Questa testimonianza autobiografica è raccontata da un noto teo­logo moralista fiorentino, Enrico Chiavacci, nel libro-intervista II cammino della morale (2005). Il padre, professore universitario di estrazione «laica», dà al figlio una sorta di stella polare morale che precede ogni distinzione più accurata: il bene esige serietà, impe­gno, costanza, fatica e talora anche lotta contro se stessi. È una lezio­ne, certo, semplice ma del tutto necessaria ai nostri giorni, quando si è corrivi nell’educare, si è pronti a concedere e a scusare sempre, si ama la via più larga del tutto e subito.

In questa luce è diventato vero quello che scriveva il poeta Vin­cenzo Cardarelli (1887-1959): «Il bene è l’infrazione, il male è norma / nella nostra esistenza». È paradossale, ma ciò che dovrebbe essere per eccellenza violazione, eccezione, infrazione non è più il male, che è accettato pacificamente e comodamente, ma il bene, che rima­ne solitario e controcorrente.

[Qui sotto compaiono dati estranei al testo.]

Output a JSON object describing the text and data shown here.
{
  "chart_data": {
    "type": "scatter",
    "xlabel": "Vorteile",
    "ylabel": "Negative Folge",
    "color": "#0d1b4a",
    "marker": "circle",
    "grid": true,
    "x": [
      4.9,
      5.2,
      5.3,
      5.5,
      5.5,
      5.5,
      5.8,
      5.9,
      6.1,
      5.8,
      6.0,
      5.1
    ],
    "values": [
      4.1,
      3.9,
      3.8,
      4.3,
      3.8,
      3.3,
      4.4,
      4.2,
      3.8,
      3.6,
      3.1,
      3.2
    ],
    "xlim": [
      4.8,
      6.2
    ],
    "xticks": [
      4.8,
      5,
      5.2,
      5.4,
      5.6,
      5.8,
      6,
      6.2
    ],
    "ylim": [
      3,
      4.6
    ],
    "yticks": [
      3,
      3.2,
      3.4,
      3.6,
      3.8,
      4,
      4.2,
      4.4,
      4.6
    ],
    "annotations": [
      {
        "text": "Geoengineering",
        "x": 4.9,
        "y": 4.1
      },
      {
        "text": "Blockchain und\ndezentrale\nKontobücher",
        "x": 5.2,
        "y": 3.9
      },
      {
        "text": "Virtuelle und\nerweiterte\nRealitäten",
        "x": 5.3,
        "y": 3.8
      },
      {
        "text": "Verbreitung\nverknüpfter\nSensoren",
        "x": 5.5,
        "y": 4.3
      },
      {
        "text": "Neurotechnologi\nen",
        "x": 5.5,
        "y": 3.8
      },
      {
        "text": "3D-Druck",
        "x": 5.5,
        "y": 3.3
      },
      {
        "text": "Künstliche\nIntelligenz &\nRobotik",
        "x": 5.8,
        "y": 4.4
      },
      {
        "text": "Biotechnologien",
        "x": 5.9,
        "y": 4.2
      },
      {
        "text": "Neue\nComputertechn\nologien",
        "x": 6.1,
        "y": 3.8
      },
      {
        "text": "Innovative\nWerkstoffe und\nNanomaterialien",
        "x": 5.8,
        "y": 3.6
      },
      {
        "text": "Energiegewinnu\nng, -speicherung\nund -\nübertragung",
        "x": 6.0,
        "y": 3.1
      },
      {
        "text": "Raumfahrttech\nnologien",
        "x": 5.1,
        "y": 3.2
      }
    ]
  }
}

È facile, allora, lasciarsi andare, giungendo fino al punto di stravolgere i valori, chiamando bene e giusto ciò che è solo facile e piacevole, gustoso e agevole. Già Isaia ammo­niva coloro che «chiamano bene il male e male il bene, che scambia­no le tenebre in luce e la luce in tenebre, l’amaro in dolce e il dolce in amaro» (5,20). È la via della perversione e dell’assenza di rimorso, come già osservava Leopardi (1798-1837) nel suo Zibaldone: «Io non chiamo malvagio propriamente colui che pecca, ma colui che pecca o peccherebbe senza rimorso».